Sony has tried to address the problems with compression by offering uncompressed 14 bit raw files via firmware. This is great from a pure image quality point of view, however, there is a big but. Because the raw files are now uncompressed they are huge files which effectively cripples the A7 cameras' buffer making it slow for any sort of quick successions shooting (forget about continuous shooting unless you want to take 6 images and wait 10 minutes for the buffer to clear). In addition these huge files are going to take up a lot more space and put your computer under significantly more load and ultimately slow your processing workflow.  

 

Fuji had a similar problem with their RAF files. They employed very little compression which Lightroom found difficult to deal with quickly. This has since been addressed in recent Lightroom updates however. 

 

Top and bottom of it is that the Sony A7 series is a young product line with bugs and teething problems (much like Fuji's launch of the x series) which is to be expected. Question is, can you wait and will Sony address these issues, quickly. 

 

Fuji invested in customer feedback to improve the x series (quickly) through firmware initially and then through successive models of each camera. In addition they invested heavily in a strong and diverse lens lineup from the get go to achieve a well rounded system in a short period of time. 

 

Sony firmware updates are few and far between, whilst any updates that do come along are half baked (uncompressed raw crippling the camera for example). Also, good Sony glass is significantly more expensive (it seems) than comparable Fuji glass (which is to be expected with APS-C vs 35mm development costs) and not as diverse.

 

See how the Sony A7 iii's turn out sometime this year / next and also see whether the lens lineup has matured by that time. It could then be worth a look but at present I would stay clear. 

 

XT2 looks like a great performer and it's got the lens lineup to boot.

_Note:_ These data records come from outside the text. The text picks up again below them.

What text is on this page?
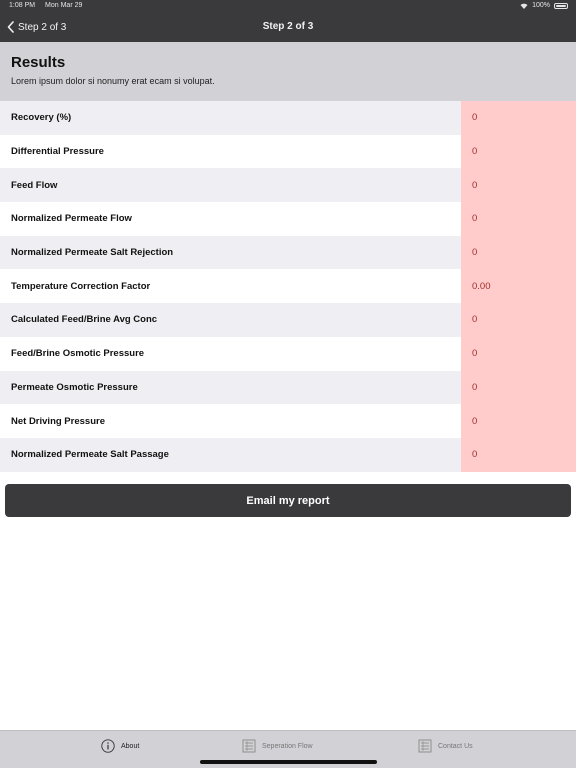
1:08 PM Mon Mar 29	100%
Step 2 of 3	Step 2 of 3
Results

Lorem ipsum dolor si nonumy erat ecam si volupat.

Recovery (%)	0
Differential Pressure	0
Feed Flow	0
Normalized Permeate Flow	0
Normalized Permeate Salt Rejection	0
Temperature Correction Factor	0.00
Calculated Feed/Brine Avg Conc	0
Feed/Brine Osmotic Pressure	0
Permeate Osmotic Pressure	0
Net Driving Pressure	0
Normalized Permeate Salt Passage	0
Email my report
About	Seperation Flow	Contact Us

Image quality wise it's on par with the D500 with regards DR and noise whilst it is on par with the 5D MK4 with regards general detail rendering (the lack of aa filter effectively brings the 24 megapixel XT2 up to the 30 megapixel 5D MK4 with it's aa filter induced blur. If it's anything like my XT1 the user experience will be top notch (and even better). However, the XT2 is not without it's own flaws of course ((X-trans struggles with fine colour detail rendering - it's a fact people!)) but then every camera will have one flaw or another.